Globalize Misery? Or Love?  What Riace Teaches Us

By Shlomo Maital      



 Pope Francis recently captured a bitter world dilemma in just a few words.  We need to transform the globalization of misery, he said, into the globalization of love.  What he meant was, the globalization of misery sends migrants from countries where they are oppressed, persecuted, killed, jailed and tortured, to countries where they have hope for better lives.  The journey is perilous, across tossing seas in tiny boats, and many die on the way. But still they come.  When they do survive, and arrive at places like the Italian island of Lampedusa, they often meet not love but hatred.  Pope Francis believes the migrants should be treated as human beings, with love. 

   In the BBC Program Heart & Soul, John Laurenson visits Riace, Italy, to explore the Globalization of Love, in a small but significant case study.  A report in The Guardian offers further details.

    Riace is a small village in Calabria, Italy,  sited 5 miles inland from the coast for safety from pirates, right at the ‘instep’ of the boot of Italy.  Its mayor Domenico has spent a decade trying to help African migrants.

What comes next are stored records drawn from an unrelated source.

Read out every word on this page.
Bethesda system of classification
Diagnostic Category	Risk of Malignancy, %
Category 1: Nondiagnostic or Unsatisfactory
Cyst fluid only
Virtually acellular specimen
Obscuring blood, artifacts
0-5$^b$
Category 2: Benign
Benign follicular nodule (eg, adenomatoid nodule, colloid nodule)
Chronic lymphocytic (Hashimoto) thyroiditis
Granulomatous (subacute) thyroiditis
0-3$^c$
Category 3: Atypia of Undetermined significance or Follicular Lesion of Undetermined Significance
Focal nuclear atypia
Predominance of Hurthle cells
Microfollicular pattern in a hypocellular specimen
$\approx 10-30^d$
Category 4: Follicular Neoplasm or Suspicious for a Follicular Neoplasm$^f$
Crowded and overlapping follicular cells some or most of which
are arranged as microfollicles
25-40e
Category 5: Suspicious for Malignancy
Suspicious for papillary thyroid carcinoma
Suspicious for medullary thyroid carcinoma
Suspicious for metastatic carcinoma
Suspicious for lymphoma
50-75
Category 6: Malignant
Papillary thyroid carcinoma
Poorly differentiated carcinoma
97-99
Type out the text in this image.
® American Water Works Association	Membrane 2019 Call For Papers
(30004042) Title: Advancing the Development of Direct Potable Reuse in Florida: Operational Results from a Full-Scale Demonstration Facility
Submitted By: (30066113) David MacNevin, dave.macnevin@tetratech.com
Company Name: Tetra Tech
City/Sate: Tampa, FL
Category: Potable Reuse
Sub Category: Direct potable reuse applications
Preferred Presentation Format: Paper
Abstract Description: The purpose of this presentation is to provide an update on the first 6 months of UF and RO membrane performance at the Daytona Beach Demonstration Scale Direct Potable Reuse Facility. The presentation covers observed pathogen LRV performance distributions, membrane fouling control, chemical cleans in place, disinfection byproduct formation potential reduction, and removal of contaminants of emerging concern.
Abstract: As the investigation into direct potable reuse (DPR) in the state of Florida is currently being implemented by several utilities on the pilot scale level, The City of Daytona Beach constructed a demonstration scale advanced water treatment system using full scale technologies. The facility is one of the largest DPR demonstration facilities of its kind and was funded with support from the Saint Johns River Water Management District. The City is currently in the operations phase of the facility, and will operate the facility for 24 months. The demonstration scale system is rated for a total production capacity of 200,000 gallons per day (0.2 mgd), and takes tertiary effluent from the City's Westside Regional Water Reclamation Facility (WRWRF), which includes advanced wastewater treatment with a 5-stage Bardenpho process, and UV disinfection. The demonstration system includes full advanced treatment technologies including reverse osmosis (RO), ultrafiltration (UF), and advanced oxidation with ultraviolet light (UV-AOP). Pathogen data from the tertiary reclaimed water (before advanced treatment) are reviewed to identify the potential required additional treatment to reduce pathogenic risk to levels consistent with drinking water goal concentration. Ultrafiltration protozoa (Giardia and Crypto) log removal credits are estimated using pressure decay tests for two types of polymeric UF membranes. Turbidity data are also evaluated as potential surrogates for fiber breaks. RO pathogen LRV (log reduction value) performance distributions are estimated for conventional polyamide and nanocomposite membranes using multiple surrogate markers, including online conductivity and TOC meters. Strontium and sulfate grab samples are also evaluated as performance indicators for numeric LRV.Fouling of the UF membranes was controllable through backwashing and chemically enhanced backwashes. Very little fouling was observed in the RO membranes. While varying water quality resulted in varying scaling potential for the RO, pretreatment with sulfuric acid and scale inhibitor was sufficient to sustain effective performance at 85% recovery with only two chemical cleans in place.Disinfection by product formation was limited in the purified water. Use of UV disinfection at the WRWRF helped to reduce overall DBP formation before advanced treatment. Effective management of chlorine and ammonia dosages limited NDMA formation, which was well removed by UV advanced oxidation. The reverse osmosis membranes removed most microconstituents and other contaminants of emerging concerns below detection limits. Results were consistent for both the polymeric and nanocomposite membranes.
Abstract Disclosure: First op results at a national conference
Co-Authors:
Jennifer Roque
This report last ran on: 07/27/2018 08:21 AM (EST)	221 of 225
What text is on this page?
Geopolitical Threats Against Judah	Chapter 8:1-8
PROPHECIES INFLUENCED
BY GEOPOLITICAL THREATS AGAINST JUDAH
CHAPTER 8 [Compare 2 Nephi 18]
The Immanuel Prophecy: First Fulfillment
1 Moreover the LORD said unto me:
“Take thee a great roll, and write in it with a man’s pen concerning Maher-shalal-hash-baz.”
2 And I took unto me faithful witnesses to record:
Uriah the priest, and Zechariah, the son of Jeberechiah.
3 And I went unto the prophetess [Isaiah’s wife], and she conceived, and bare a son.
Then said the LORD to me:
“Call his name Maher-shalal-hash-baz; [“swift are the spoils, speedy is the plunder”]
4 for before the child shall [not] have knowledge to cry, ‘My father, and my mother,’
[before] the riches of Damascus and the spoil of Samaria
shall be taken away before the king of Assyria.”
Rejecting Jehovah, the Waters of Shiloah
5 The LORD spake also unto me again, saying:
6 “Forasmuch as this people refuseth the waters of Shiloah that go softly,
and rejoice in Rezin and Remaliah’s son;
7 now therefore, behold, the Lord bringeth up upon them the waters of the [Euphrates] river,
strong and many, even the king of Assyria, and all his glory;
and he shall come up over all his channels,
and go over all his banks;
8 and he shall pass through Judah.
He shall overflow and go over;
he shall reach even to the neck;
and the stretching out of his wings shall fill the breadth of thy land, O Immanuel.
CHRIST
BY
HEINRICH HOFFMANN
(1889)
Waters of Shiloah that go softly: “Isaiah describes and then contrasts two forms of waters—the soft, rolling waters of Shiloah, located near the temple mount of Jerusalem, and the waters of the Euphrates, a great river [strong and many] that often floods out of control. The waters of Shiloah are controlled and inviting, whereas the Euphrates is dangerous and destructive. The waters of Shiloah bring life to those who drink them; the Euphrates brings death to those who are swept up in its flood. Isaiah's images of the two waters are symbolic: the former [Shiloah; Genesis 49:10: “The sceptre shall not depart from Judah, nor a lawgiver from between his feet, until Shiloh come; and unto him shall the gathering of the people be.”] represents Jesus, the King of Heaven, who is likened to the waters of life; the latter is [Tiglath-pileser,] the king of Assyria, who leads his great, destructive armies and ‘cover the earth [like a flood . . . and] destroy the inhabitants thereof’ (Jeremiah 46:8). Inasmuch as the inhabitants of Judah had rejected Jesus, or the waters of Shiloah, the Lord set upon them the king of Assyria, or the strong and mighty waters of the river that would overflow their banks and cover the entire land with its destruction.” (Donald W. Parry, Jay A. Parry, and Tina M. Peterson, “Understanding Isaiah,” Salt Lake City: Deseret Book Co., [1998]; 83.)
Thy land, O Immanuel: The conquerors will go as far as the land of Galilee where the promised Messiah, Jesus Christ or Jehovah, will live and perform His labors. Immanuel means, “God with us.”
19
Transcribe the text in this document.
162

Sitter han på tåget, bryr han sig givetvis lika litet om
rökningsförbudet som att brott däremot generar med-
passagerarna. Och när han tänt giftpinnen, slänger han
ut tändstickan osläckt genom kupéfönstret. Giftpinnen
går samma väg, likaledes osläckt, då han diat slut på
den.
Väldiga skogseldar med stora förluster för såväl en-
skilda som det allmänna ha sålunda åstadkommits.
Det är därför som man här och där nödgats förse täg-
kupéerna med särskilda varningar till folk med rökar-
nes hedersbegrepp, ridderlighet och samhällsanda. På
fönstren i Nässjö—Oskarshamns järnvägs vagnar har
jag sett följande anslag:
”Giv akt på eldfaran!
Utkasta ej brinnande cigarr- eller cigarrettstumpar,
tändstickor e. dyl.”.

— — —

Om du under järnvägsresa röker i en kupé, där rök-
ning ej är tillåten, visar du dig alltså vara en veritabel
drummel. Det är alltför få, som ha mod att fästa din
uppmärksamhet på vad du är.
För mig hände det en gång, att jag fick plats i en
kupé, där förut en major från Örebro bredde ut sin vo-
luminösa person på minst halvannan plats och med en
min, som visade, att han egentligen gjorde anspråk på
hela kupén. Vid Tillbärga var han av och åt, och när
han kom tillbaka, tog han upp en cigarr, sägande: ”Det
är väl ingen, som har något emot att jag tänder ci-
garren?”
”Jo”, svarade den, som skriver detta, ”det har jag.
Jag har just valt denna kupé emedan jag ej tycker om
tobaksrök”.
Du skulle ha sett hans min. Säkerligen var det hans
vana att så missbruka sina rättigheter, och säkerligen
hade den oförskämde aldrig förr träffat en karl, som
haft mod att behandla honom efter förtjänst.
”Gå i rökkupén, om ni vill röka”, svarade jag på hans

In doing so he has greatly helped his village.  “We need to show it that it has touched us all,” said  Lucano, “but we mustn’t just weep – that is not enough.”

  What Riace does is offer African migrants homes, jobs, and financial aid. The aid comes from the EU.  But it often comes late. So Riace prints its own money, with Gandhi and Martin Luther King on the face, gives it to the migrants, they buy food and shelter, and then, when the EU aid arrives, shopkeepers exchange Riace money for real euros.  Why does Riace welcome migrants when other countries and cities reject them?  Riace’s young people have left.  Industry has gone.  People are not having children.  So the migrants have revived Riace’s economy and social life.  Many of them (some are women from Afghanistan, who fled when the Taliban wanted them to marry off their daughters, at age 12!) learn crafts and revive Riace’s craft industries.  Muslims and Christians get along perfectly and together celebrate the Festival of “Id” (marking the near-sacrifice of Isaac by Abraham).     Riace, in short, has done good, but has also done well for itself.   The sign, shown above, by the way, says, Riace – a Place of Welcome. 

    I was born and raised in Canada.  Canada was built by immigrants, including my parents.  I then moved to Israel. Israel exists because millions of Jewish immigrants came when they faced persecution, or survived the Holocaust and had nowhere to go.  A million immigrants from the former USSR built Israel’s high-tech industry.    

      Why do countries fail to understand that immigrants bring energy and aspiration, seek to do jobs that locals would never touch, and bring vibrant new cultures and customs?   If Europe has stopped having babies, the only alternative to becoming a huge Old Folks’ Home is welcoming migrants.